Radio Scarborough
- Scarborough; England;
- Broadcast area: Scarborough and surrounding area
- Frequency: 107.6 FM

Programming
- Format: Community radio

Ownership
- Owner: Radio Scarborough Limited

History
- First air date: 23 September 2021

Technical information
- ERP: 0.025 kW

Links
- Website: radioscarborough.com

= Radio Scarborough =

Community radio station in Scarborough, England

Radio Scarborough is a community radio station serving Scarborough and the surrounding area in North Yorkshire, England. It broadcasts on 107.6 FM and online.

The station is operated by Radio Scarborough Limited, a company limited by guarantee which was incorporated on 13 December 2012.

==History==

Radio Scarborough began as an internet-based community radio project. Radio Scarborough Limited was incorporated in December 2012.

The station began broadcasting online in 2013. In October of that year it received an £8,980 grant from the Big Lottery Fund through the Awards for All programme to support its running costs.

Radio Scarborough applied for a community radio FM licence during this period, but its initial application was unsuccessful.

The station continued broadcasting online and subsequently made a further application to Ofcom. In March 2020, Ofcom awarded Radio Scarborough a community radio licence to serve the town of Scarborough.

In making the award, Ofcom noted that the station had experience of internet broadcasting and had developed relationships with local organisations and charities. The proposed service was described as offering a mixture of music and speech programming aimed at the Scarborough community.

Radio Scarborough subsequently began broadcasting on 107.6 FM, alongside its existing online service.

==Programming and organisation==

Radio Scarborough operates as a not-for-profit community station and is staffed by volunteers.

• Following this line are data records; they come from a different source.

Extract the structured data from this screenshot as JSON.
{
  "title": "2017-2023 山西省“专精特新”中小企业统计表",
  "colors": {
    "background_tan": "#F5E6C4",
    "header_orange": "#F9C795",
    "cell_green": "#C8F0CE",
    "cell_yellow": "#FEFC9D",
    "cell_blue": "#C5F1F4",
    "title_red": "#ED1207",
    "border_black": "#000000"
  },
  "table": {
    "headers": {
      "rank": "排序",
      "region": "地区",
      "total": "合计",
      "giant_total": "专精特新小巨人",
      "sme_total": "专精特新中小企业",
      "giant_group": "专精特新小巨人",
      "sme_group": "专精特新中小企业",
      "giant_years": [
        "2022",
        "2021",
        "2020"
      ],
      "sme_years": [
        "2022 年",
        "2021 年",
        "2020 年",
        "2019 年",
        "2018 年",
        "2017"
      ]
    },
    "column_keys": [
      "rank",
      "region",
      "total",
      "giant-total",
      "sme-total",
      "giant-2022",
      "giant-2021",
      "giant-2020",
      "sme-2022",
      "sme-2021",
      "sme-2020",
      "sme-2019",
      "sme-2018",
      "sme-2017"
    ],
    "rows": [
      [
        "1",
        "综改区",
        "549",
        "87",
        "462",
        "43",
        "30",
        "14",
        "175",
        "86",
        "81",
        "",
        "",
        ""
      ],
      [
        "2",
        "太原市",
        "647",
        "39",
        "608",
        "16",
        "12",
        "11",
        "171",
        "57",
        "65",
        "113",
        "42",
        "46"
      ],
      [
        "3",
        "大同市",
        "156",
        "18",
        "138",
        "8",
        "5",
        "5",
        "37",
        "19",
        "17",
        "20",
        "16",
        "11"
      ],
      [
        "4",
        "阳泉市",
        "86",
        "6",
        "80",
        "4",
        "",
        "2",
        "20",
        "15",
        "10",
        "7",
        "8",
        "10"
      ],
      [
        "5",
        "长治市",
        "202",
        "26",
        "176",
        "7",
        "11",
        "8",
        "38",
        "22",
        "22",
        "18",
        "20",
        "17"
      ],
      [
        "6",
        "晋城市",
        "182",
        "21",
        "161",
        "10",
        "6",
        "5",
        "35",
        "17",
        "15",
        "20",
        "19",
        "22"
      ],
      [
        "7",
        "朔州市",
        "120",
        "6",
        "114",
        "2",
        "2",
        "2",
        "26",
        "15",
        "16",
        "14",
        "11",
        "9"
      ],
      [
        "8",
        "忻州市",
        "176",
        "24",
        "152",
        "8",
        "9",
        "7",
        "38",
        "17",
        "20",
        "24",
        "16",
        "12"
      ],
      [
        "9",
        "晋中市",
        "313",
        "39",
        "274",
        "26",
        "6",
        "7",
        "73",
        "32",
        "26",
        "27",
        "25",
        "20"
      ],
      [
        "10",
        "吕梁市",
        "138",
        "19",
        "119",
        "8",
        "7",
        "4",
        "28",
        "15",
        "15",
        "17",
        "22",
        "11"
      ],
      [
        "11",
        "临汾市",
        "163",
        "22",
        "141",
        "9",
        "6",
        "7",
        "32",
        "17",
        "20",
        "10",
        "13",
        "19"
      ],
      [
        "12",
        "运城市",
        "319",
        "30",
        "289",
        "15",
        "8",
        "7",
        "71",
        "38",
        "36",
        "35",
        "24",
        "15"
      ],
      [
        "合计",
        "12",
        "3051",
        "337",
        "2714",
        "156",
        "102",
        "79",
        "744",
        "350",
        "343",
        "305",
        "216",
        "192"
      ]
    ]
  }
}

Its output includes music, speech programming, local information and programmes produced by local presenters. The station describes its musical output as covering a wide range of genres rather than concentrating solely on current chart music.

The station also provides opportunities for members of the local community to become involved in broadcasting and radio production.

Radio Scarborough's studios are based at the YMCA on St Thomas Street in Scarborough. The station states that its FM transmitter is located at Oliver's Mount.

Its FM service is intended principally for Scarborough, with reception also reported by the station in surrounding areas including Filey, Hunmanby and Robin Hood's Bay.

==Regulation==

Radio Scarborough's community radio licence is issued and regulated by Ofcom.

In February 2023, Ofcom found the station in breach of its licence conditions after reviewing its output from 22 to 28 August 2022. Ofcom concluded that Radio Scarborough had failed to meet requirements to provide 84 hours of original output each week and locally produced programming at all times.

Radio Scarborough subsequently applied to Ofcom to amend its Key Commitments, with a request submitted in August 2023.

Ofcom later granted the station a five-year licence renewal, extending its community radio licence until 21 September 2031.